Zoey
ZOEY
Sometimes in our lives (it happens to all of us) we are put in a position, following multiple coincidences, that place us in a certain place at a certain time, so that before us is some small but significant deed for us to handle, in my case, some creature in desperate need. Those two dogs in my article “Rescue” that my friend and I saved were two of them.
After suffering through my beautiful, beloved Harvey’s death by veterinarians, which is the hardest thing I have ever had to go through, I wanted nothing more to do with veterinarians. I planned on having no new pets ever again in my life.
Veterinarians are completely avoidable if you have no pets.
But through another set of multiple coincidences, I found abandoned on the side of a road with her eyes gouged out, multiple sores, her lips cut back and a scar around her neck, a starving, suffering little dog. The sheriff’s dispatcher I phoned told me if they picked her up, she was going to the shelter where she would be euthanized. I drove her to the nearest veterinarian where she had successful surgery. She has since had heartworm treatment and is now recovering with the excellent care of my new veterinarians. I named this little blind dog Zoey, which means life, in memory of a dog named Zoey killed by a callous veterinarian whose story is told in a book by her heartbroken caregiver (Nina Rosen) called Unbearable Loss.
Harvey is my unbearable loss, and a senseless loss, and tragically just one of the thousands of victims of bad veterinarians who should not be licensed to practice. People in other states face the same problems with sham veterinary oversight boards and dangerously incompetent veterinarians who remain licensed. Zoey’s story shows the need for competent veterinarians who can be trusted with our pets, those who will do everything humanly possible to ensure our pets will survive their surgery or illness or injury and get well again and come home to us.
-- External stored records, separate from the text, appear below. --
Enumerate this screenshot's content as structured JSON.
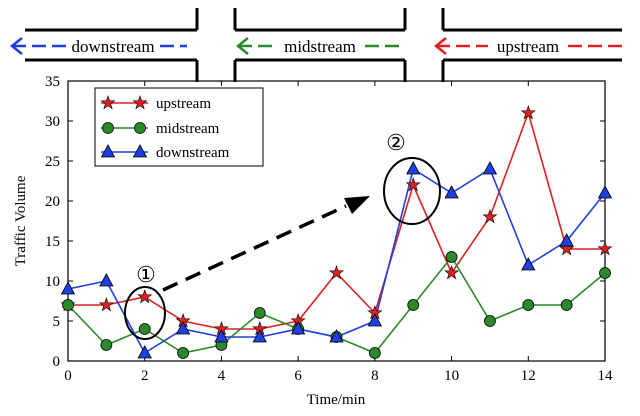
{
  "road": {
    "segments": [
      {
        "label": "downstream",
        "color": "#1f3fe0"
      },
      {
        "label": "midstream",
        "color": "#2a8a2a"
      },
      {
        "label": "upstream",
        "color": "#e02020"
      }
    ]
  },
  "annotations": {
    "marker_1": "①",
    "marker_2": "②"
  },
  "chart_data": {
    "type": "line",
    "title": "",
    "xlabel": "Time/min",
    "ylabel": "Traffic Volume",
    "x": [
      0,
      1,
      2,
      3,
      4,
      5,
      6,
      7,
      8,
      9,
      10,
      11,
      12,
      13,
      14
    ],
    "xlim": [
      0,
      14
    ],
    "ylim": [
      0,
      35
    ],
    "xticks": [
      0,
      2,
      4,
      6,
      8,
      10,
      12,
      14
    ],
    "yticks": [
      0,
      5,
      10,
      15,
      20,
      25,
      30,
      35
    ],
    "grid": false,
    "legend_position": "top-left",
    "series": [
      {
        "name": "upstream",
        "marker": "star",
        "color": "#e02020",
        "values": [
          7,
          7,
          8,
          5,
          4,
          4,
          5,
          11,
          6,
          22,
          11,
          18,
          31,
          14,
          14
        ]
      },
      {
        "name": "midstream",
        "marker": "circle",
        "color": "#2a8a2a",
        "values": [
          7,
          2,
          4,
          1,
          2,
          6,
          4,
          3,
          1,
          7,
          13,
          5,
          7,
          7,
          11
        ]
      },
      {
        "name": "downstream",
        "marker": "triangle",
        "color": "#1f3fe0",
        "values": [
          9,
          10,
          1,
          4,
          3,
          3,
          4,
          3,
          5,
          24,
          21,
          24,
          12,
          15,
          21
        ]
      }
    ]
  }
}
We need to trust they won’t be tortured to death as Harvey was, or given ridiculous amounts of anesthesia and never wake up from a teeth cleaning or a spay, or die from complications of dangerous vaccinations they didn’t need to begin with, or burned to death by a heating pad, or suffer through multiple unnecessary procedures just for money and die, breaking our hearts forever. These bad veterinarians are still out there.
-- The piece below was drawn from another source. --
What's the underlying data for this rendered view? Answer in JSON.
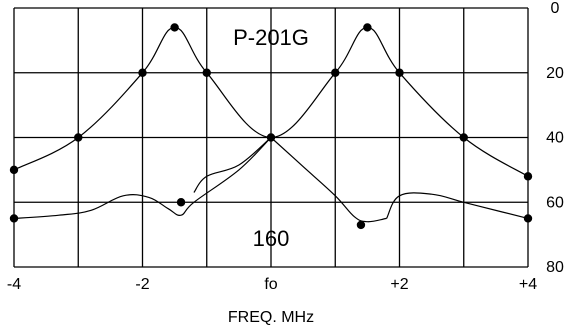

Please support all efforts to make veterinary oversight boards fair. There must be a reasonable way to revoke the licenses of unqualified and dangerously incompetent veterinarians. The veterinarians who intentionally tortured my horse, Harvey, to death are all still practicing. As always, for Harvey, whom I miss with every breath I take.
Special thanks to Second Chances for Blind Dogs who donated a halo for Zoey so she could move safely and confidently through her blind world.